It’s no secret that daily movement is important for our health and well-being. Every day new insights and research reveal new reasons for us to establish a regular movement practice: to improve our physical and mental health, agility, concentration, performance, and much more. In short, life is happier and healthier if we move well and often. Even though the scientific back-up may not have existed back in the day, this was no secret to Joseph Pilates, founder of the Pilates method, either.
In 1961 he said: “One of the wonders of the world is that people give their wonderful, complex bodies less consideration than they show their automobiles. Cars can be replaced but your body is the only one you’ll have. Yet not one person in a thousand takes the time each day to see that it is properly exercised.”
He further says: “If a person learns to devote a few minutes every morning and evening to the right exercises and proper breathing, he’ll have fewer illnesses and greater vitality.”
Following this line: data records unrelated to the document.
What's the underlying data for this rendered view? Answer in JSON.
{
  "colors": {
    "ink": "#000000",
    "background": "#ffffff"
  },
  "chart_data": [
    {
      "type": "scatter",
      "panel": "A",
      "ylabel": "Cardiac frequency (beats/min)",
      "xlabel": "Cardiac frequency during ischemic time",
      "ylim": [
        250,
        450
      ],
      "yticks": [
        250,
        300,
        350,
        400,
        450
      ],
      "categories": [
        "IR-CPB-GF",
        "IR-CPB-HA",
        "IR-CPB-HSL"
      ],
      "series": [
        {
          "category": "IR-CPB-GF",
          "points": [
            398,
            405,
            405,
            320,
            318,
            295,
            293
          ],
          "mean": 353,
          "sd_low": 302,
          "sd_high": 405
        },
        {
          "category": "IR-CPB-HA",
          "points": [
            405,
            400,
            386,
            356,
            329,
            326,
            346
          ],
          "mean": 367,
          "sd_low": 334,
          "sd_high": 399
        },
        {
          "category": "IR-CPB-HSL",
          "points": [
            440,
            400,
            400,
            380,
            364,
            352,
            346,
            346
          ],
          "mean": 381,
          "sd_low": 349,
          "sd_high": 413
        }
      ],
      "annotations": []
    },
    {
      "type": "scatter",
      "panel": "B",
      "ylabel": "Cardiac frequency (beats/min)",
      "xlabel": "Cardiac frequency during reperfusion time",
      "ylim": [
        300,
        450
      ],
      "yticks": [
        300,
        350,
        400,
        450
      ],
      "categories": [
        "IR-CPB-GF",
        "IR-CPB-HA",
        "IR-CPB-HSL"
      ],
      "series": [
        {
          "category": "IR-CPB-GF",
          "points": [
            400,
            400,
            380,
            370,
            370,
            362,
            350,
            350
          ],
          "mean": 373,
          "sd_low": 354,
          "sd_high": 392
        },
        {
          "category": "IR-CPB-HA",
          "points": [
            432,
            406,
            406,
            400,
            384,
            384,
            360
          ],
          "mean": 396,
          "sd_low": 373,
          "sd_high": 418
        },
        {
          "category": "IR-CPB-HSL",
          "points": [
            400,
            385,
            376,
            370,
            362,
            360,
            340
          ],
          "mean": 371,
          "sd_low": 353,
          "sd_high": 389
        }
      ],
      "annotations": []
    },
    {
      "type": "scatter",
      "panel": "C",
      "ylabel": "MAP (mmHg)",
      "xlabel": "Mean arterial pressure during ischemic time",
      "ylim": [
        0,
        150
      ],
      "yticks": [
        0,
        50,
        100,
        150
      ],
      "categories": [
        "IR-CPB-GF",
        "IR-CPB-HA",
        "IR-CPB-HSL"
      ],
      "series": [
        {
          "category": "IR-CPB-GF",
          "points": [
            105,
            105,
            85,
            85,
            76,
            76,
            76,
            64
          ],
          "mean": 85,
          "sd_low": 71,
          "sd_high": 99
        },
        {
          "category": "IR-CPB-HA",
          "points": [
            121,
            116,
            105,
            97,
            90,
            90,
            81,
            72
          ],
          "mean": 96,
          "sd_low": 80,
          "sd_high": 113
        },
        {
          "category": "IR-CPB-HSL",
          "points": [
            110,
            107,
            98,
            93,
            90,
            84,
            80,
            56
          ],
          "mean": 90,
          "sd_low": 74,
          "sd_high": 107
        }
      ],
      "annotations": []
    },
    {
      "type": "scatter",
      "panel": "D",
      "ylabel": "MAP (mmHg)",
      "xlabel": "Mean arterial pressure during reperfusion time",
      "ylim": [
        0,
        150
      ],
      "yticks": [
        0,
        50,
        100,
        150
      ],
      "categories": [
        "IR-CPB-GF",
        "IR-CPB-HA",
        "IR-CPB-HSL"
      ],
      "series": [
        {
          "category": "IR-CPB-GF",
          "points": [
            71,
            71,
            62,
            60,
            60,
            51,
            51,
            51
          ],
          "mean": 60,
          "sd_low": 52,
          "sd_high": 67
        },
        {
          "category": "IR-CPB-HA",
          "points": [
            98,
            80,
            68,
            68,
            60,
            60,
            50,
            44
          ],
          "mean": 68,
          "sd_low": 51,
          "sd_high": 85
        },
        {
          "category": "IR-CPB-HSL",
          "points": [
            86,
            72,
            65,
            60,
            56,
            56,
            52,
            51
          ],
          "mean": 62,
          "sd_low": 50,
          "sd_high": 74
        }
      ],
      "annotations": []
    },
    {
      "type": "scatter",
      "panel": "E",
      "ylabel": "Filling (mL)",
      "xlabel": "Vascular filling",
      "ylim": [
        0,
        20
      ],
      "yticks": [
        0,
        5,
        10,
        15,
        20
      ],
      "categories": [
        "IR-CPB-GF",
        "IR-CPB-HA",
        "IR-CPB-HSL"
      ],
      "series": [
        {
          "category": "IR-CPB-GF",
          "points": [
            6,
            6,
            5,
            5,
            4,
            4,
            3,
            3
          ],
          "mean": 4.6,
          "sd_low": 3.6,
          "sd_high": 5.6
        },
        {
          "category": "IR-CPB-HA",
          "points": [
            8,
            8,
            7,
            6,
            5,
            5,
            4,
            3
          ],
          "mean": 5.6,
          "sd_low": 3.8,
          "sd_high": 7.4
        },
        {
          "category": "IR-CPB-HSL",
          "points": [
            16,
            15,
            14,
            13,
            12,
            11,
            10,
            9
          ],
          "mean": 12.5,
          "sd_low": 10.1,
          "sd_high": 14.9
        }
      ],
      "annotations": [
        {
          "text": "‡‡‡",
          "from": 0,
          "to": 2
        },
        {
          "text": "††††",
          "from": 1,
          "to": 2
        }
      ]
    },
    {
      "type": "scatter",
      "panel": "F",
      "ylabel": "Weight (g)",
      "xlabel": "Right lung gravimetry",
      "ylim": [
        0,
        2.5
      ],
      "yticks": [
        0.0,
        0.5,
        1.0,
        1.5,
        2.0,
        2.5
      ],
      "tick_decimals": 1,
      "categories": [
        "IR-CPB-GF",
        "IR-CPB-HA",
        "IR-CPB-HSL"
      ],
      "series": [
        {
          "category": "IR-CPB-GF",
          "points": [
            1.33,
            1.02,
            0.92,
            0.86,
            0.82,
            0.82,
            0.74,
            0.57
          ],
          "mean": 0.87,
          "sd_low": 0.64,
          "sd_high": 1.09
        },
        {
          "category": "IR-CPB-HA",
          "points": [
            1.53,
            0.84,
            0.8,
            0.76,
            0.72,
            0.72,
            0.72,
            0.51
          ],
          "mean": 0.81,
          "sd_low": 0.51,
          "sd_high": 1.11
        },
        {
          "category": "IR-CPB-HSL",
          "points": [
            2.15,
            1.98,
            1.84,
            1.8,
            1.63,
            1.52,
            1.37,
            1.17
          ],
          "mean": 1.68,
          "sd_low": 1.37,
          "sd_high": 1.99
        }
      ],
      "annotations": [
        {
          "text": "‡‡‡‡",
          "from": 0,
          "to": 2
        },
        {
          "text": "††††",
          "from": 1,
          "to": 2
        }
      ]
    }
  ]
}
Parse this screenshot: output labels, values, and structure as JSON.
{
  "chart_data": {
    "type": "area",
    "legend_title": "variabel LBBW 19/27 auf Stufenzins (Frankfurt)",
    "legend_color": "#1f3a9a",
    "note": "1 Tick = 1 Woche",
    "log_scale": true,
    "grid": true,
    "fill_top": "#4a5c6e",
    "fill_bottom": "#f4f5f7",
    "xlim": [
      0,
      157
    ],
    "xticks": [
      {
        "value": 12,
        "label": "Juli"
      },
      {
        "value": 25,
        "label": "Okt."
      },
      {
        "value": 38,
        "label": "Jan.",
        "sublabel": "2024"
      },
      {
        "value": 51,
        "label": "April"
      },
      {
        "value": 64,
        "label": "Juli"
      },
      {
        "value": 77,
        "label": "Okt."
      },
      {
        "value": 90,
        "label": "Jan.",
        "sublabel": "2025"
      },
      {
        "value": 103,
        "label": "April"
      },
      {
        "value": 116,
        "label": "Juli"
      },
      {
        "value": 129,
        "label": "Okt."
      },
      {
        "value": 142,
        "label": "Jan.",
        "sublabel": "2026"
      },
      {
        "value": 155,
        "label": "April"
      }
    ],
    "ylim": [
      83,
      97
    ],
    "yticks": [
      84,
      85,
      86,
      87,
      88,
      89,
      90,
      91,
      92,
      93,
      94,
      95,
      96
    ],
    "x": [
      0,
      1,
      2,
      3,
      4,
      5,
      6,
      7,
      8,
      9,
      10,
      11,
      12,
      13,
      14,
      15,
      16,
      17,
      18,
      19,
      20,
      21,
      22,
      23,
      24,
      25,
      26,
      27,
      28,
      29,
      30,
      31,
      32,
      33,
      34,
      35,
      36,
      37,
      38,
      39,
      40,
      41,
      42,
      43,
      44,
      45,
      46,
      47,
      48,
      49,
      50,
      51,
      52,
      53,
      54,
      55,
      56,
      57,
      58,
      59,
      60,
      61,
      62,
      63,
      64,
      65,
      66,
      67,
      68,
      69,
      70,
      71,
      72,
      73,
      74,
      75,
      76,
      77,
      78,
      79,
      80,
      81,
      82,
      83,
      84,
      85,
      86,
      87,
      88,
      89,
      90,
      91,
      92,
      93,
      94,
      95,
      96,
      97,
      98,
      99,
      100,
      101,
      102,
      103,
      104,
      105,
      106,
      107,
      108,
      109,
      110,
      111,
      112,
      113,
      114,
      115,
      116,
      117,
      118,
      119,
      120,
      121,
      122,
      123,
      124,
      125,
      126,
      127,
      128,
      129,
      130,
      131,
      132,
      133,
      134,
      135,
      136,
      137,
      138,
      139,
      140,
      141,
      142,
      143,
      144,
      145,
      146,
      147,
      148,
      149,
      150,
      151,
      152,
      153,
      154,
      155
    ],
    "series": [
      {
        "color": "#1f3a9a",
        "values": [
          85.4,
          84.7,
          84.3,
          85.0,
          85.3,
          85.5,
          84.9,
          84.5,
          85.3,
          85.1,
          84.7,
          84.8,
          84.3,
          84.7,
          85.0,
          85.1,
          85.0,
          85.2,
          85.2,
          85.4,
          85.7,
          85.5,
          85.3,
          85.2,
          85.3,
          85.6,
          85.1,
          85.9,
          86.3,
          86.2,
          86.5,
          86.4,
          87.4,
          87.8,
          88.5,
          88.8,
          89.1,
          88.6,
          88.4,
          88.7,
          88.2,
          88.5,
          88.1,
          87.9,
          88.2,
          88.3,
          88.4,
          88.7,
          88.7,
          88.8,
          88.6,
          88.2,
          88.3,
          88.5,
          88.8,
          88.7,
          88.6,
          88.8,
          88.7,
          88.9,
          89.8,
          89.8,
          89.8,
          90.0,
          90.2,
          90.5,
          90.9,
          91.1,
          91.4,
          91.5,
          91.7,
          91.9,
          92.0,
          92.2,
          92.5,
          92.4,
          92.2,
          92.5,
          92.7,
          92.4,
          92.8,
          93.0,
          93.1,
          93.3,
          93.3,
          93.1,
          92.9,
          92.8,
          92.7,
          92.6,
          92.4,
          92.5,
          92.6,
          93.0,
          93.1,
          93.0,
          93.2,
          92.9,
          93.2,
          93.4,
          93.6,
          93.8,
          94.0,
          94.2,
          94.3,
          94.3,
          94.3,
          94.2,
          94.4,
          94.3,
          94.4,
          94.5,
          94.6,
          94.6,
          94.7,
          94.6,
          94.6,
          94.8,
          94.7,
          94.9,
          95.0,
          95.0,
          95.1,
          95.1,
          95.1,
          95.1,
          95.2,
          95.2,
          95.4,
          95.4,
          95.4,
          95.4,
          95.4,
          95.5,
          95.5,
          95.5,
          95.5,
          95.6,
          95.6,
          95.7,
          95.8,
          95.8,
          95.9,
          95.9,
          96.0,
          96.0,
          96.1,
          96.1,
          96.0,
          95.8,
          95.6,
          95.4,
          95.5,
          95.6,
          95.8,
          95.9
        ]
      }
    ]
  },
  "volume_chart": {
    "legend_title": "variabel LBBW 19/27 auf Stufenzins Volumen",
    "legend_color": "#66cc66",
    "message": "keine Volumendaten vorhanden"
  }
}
A few minutes every morning and evening, every day. While it sounds incredibly simple, and easily doable, most people still think of a movement practice as something that only happens during designated hours, at designated venues, possibly with expensive guidance.
Did we turn movement (and Pilates in particular) into something so precious and complex that it can only happen within the gym and studio walls, under the watch of somebody else?
And, do we consider it pointless to start moving well and consciously for anything less than an hour?
What if instead we restructured our fitness regiment to include 10-15 minutes of constructive, conscious, intelligent movement, morning and night, every single day?